O Termo Declaratório de União Estável e o papel do Registrador Civil

Atualizado: 9 de set. de 2023

O presente artigo tem a finalidade de refletir sobre a nova atribuição outorgada ao Registrador Civil (adiante mais detalhada) e os efeitos desses atos.


Já adiantamos o esclarecimento ao leitor que, embora feitos perante o registrador, a publicidade do ato depende de registro próprio em livro especial (Livro E) da serventia registral.


Sabemos que a União Estável é reconhecida constitucionalmente como entidade familiar, e baseia-se na teoria da aparência. Trata-se de situação de fato, que gera efeitos jurídicos como: direito de herança, meação e partilha de bens comuns, alimentos, pensão, outorga convivencial, etc. Sua constituição não depende de qualquer formalidade: basta a vida comum do casal, de forma pública, continua e duradoura, com objetivo de constituir família, para que se configure a entidade familiar formada pela união estável e dela decorra a proteção estatal.

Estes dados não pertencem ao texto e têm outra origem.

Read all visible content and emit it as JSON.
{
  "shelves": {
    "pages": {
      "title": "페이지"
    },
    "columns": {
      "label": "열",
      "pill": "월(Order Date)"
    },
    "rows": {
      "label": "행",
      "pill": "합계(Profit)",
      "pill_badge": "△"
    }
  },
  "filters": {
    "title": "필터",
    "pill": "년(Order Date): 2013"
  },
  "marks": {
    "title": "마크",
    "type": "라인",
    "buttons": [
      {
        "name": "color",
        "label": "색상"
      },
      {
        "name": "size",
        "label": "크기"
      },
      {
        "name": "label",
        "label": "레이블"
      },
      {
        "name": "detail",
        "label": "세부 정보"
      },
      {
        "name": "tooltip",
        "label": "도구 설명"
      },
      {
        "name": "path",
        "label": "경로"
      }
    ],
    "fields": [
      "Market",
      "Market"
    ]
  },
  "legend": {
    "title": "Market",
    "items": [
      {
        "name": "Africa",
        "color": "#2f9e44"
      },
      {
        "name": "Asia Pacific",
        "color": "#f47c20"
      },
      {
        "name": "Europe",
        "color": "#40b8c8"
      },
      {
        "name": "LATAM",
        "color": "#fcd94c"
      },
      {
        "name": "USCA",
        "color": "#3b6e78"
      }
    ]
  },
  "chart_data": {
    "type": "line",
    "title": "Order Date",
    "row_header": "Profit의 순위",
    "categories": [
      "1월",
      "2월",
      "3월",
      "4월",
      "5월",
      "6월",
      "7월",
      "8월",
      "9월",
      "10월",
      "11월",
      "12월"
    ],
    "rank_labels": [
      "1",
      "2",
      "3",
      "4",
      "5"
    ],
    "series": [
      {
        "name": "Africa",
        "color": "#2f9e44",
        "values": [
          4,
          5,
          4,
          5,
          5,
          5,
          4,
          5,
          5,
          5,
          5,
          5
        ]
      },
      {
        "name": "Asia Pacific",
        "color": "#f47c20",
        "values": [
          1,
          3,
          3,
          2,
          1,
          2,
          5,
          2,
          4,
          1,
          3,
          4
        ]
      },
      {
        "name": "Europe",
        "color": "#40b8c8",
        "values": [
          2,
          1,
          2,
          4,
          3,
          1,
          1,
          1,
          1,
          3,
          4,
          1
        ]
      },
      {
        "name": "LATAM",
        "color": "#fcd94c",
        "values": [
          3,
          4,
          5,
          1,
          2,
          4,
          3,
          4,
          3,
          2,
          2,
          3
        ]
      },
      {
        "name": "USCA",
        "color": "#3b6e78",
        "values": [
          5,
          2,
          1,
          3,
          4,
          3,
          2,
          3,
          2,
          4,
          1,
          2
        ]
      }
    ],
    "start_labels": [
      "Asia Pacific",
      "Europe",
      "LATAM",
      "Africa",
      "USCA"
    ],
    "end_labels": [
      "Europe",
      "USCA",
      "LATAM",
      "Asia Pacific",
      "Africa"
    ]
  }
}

Essa "facilidade" na sua formação leva os casais a preferí-la em detrimento do casamento. No entanto, na prática, vemos que é no decorrer dessa união, e na sua dissolução que essa "facilidade" dá lugar aos conflitos e problemas, não levados em consideração inicialmente pelo casal.


Isso porque, sempre que o casal for exercer algum direito decorrente dessa união informal, deverá fazer prova dela, do seu termo inicial e período de duração, o que acaba dificultando e até prejudicando uma (ou ambas) as partes.


Por isso, o Estado tem buscado formas de estimular os conviventes a formalizar e publicizar suas uniões.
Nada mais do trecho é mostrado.